KI verschiebt die Make-or-Buy-Gleichung. Code-Generierung und automatisierte Engineering-Pipelines reduzieren den manuellen Aufwand und verkürzen Projektlaufzeiten. Die Ersparnisse betragen im Vergleich zu klassischer Individualentwicklung oft bis zu 30 Prozent, bei gleichzeitig besserer Passform zum Operating Model.

Noch wichtiger als „billigerer Code“ ist ein neuer Kontrollpunkt: die Spezifikation. Moderne Plattformen binden menschlich lesbare, versionierte Spezifikationen direkt an den generierten Code. Die Spezifikation wird so zur Single Source of Truth und richtet das Systemverhalten an der Geschäftsintention aus. Studien zeigen: In mehrstufigen Dialogen liefern große Sprachmodelle rund 39 Prozent schwächere Ergebnisse als bei vollständigen Anweisungen. Für komplexe, risikoreiche Vorhaben gilt daher, auf detaillierte Spezifikationen zu setzen, nicht auf endlose Chats.

Das neue Idealbild

Generische ERPs tun sich mit Branchen-Nuancen schwer; teures Customizing bremst Upgrades. Das neue Idealbild kombiniert einen erweiterbaren Kern (Sicherheit, Skalierung, Compliance) mit KI-generierten Vertikal-Modulen, die Regeln und Workflows der Finanz-Domäne abbilden. Die Zeitspanne, um einen Nutzen aus der Software zu ziehen, schrumpft von Jahren auf Monate oder gar Wochen. Für Finanzverantwortliche ist der Business Case klar: Lösungen, die „so arbeiten, wie wir wirklich arbeiten“, liefern einen höheren Mehrwert in Form von Effizienzgewinnen, besseren Entscheidungen und schnellerer Einführung – ohne den Governance-Rückhalt des Plattformkerns zu verlieren.

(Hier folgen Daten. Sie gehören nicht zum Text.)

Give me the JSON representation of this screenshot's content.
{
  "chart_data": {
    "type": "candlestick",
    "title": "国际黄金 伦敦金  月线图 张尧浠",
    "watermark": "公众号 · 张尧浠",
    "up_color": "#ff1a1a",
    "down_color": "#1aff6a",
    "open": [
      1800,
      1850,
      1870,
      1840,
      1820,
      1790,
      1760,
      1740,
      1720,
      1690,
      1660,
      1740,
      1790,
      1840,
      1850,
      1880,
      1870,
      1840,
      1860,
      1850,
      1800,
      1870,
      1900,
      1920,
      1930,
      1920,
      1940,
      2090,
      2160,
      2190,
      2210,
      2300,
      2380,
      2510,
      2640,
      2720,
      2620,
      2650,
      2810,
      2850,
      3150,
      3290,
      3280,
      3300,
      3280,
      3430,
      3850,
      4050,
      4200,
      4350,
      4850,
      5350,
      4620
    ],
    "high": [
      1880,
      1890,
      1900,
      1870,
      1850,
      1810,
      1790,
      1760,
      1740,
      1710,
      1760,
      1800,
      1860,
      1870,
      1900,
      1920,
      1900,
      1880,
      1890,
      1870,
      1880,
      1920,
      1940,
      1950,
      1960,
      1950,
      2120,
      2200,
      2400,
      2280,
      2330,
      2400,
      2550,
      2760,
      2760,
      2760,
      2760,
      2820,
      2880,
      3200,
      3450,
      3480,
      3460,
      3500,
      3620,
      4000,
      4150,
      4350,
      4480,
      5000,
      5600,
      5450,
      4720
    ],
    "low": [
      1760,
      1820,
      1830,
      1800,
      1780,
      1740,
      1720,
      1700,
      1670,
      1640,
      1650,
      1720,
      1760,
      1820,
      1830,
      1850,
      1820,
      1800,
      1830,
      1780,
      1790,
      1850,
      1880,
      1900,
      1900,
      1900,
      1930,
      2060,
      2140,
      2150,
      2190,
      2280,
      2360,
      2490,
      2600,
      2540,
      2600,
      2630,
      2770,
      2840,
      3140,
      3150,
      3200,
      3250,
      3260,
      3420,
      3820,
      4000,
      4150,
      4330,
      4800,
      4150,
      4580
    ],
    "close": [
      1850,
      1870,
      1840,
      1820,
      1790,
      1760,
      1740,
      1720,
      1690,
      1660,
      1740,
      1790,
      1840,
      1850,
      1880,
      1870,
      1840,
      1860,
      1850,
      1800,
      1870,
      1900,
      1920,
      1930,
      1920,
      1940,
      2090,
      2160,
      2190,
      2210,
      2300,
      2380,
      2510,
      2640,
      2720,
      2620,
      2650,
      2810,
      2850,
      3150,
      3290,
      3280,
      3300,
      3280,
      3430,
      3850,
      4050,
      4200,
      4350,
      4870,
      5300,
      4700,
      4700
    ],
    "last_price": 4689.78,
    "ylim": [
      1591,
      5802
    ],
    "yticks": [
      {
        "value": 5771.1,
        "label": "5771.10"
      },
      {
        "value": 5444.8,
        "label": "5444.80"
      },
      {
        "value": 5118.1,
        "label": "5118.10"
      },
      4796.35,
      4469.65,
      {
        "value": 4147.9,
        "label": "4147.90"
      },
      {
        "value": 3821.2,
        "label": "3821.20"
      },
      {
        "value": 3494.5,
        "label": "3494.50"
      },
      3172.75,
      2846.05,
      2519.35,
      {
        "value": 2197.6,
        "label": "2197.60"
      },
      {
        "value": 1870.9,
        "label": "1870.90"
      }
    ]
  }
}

Spezifikationen sollten dabei wie prüfbare Assets behandelt werden: versioniert, freigegeben und mit Soll-Ist-Abgleich beim gelieferten Verhalten. KI-gestützte Specification Manager unterstützen Marktanalyse, Anforderungsmanagement, Konsistenzprüfungen und Lifecycle-Kontrolle. Im Ergebnis gibt es weniger Übersetzungsverlust zwischen Fachbereich und IT und eine dauerhafte Compliance für den Software-Bauplan.

Fünf Moves für CFOs

Für vorausschauende CFOs lassen sich fünf Empfehlungen ableiten. Erstens, das Einrichten von Spezifikationsprozessen: „Spezifikation first“ muss verbindlich gemacht werden. Dafür gilt es, Tools zu wählen, die die Bindung Spezifikation-zu-Code erzwingen. Zweitens, die Etablierung des Prinzips „Compose & Generate“. Hier braucht es eine Kernplattform, auf der die Vertikal-Logik anstelle ewiger Maßanfertigungen generiert wird. Drittens, die Anpassung der TCO: Das Budget von Post Go-live Remediation wird in die vorgelagerte Gestaltung verschoben.

Dadurch sinken der Build-Aufwand und die Upgrade-Risiken. Viertens, die Stärkung der Domänen-Stewards: Finance, Operations und Compliance werden als Co-Autoren etabliert. Und fünftens, sollten CFOs mit einem Mikro-Vertical starten. Es bietet sich an, einen variantenreichen Bereich, etwa die Projektabrechnung, zu pilotieren und zu skalieren.

Als Fazit bleibt festzuhalten: Künstliche Intelligenz ermöglicht den Wechsel von generischer und wartungsintensiver Software hin zu hochpräzisen Systemen, die die Strategie spiegeln, statt sie zu stumpfen. Das Finanzressort kann diesen Wechsel orchestrieren – denn wo Spezifikationen zur Quelle der Wahrheit werden, wird Governance zum Wachstumstreiber.